Week 4: Supporting a Diverse Workplace

1. Affirmative action in the workplace is a strategy for promoting equal employment opportunity. Employers often take steps to address workplace inequalities or to help historically or currently disadvantaged groups of individuals. Affirmative action programs can imply that companies make various decisions explicitly based on an employee's or job applicant's race, national origin, handicap, or gender. Affirmative action programs may be voluntary, mandated by statute or court decision, or mandatory as a condition of winning a government contract (Roberson, King & Hebl, 2020). When an employer is sued for illegal discrimination, the court may

order the employer to establish an affirmative action program to address prior acts of discrimination. Additionally, federal contractors may be legally obligated to establish affirmative action plans in addition to being prohibited from discriminating against certain groups.

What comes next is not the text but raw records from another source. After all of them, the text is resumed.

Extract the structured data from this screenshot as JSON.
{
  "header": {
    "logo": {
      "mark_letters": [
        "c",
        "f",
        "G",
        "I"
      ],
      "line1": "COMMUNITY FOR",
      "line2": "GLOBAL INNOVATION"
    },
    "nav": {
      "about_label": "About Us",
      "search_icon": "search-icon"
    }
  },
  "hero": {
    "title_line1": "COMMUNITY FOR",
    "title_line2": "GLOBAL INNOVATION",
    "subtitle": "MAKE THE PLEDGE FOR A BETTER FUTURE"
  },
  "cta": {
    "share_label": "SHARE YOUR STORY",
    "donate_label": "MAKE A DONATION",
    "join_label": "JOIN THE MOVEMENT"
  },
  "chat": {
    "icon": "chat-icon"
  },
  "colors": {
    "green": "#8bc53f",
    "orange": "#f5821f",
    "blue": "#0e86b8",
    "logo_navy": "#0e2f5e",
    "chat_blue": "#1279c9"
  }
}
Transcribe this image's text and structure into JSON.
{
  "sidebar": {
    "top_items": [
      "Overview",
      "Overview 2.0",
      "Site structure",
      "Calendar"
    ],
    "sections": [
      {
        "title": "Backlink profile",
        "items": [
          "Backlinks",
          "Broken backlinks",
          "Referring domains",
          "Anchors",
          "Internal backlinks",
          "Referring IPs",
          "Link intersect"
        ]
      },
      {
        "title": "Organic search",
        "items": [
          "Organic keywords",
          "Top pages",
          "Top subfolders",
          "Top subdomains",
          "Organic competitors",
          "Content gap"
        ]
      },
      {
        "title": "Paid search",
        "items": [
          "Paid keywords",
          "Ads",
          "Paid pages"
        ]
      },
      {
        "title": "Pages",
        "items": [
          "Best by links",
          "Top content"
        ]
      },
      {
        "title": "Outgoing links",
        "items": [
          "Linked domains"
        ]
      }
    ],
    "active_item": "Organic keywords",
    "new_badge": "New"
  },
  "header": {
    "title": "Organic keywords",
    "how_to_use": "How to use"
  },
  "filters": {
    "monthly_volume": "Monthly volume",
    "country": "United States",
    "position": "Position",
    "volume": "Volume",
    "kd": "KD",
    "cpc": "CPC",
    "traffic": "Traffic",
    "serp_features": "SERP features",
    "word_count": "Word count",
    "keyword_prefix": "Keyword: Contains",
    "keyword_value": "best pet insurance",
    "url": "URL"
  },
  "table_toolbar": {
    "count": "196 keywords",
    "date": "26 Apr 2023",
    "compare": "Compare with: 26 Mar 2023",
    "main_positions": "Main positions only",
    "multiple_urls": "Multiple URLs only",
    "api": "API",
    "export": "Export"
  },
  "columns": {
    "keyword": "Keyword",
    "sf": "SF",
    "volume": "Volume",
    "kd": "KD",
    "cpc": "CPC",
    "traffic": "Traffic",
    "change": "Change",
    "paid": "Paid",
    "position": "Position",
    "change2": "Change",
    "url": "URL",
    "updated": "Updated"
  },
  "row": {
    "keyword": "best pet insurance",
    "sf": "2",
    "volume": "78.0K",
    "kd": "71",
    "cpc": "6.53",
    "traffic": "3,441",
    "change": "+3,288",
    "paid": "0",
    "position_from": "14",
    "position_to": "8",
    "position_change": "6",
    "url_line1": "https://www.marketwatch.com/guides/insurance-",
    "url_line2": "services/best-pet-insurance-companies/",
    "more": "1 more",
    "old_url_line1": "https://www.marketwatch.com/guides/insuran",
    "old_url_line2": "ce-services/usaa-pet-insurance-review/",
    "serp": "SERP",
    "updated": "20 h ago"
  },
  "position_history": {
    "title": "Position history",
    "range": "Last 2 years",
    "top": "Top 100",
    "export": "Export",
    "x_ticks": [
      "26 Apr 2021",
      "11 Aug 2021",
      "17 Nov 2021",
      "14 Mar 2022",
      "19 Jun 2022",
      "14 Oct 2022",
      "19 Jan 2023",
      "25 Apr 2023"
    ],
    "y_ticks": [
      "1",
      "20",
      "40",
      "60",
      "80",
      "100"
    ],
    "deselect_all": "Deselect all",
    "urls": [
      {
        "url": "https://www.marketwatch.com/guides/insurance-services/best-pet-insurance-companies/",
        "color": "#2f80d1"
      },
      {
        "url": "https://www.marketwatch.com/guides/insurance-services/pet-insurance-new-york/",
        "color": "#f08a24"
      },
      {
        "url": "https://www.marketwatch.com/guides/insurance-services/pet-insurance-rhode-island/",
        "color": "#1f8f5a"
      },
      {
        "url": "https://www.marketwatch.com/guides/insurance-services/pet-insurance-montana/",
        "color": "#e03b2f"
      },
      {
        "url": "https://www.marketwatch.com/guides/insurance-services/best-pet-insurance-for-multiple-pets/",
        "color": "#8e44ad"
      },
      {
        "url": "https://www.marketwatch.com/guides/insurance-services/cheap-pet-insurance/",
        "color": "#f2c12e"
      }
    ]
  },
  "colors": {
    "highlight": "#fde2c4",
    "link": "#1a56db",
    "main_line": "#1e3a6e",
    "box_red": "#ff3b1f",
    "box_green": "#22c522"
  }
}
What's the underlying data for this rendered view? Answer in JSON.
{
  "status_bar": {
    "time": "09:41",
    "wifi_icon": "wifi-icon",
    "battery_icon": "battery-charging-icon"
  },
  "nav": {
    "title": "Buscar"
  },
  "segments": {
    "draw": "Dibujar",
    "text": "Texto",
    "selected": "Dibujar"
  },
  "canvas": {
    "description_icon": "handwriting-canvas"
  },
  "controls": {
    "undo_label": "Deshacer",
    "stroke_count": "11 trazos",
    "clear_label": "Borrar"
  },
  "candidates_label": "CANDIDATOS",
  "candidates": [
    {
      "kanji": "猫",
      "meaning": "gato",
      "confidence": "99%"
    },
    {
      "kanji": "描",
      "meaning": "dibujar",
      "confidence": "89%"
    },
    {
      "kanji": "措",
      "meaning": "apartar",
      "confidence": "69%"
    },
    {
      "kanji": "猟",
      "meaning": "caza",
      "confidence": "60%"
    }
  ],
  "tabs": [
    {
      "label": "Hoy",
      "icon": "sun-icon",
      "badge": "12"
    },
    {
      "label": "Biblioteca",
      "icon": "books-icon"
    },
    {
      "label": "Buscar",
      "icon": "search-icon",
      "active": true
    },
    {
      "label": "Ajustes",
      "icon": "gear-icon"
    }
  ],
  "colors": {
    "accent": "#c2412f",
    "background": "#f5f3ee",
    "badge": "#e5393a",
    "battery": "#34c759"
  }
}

2. In Griggs v. Duke Power (1971), the Supreme Court announced a unanimous decision that altered the nation's workplaces. The Supreme Court adopted a powerful legal instrument known as the "disparate impact" paradigm as a result of LDF's activism. It has been critical in the struggle to eliminate arbitrary and artificial barriers to employment for all individuals, regardless of race (Belton & Wasby, 2019). Griggs and the Duke Power Co. were the parties. The Supreme Court determined that Duke Power's standards were contrived and superfluous, and that the transfer restrictions disproportionately impacted blacks. Additionally, the court determined that even if the rules were not motivated by racial discrimination, they were discriminatory and so illegal.

The Griggs decision established the right of employees to challenge employers' discriminatory employment practices if the employer cannot demonstrate that the policy is justified by business necessity. It also paved the way for the Civil Rights Act of 1991, which codified the Griggs-endorsed "disparate impact" theory of discrimination.

3. In my opinion, affirmative action is sustainable in the current workplace because without a legislative requirement or structured program requiring businesses to consider race, gender, and bias, things will revert to the status quo of decades past. People will simply think that white men are more qualified, whether due to racism or unconscious bias. Developing a diverse workforce requires deliberate choice and effort, and in some cases, statutory obligations.








References

Belton, R., & Wasby, S. L. (2019). The crusade for equality in the workplace: The Griggs v. Duke power story. University Press of Kansas.

Roberson, Q., King, E., & Hebl, M. (2020). Designing more effective practices for reducing workplace inequality. Behavioral Science & Policy, 6(1), 39-49.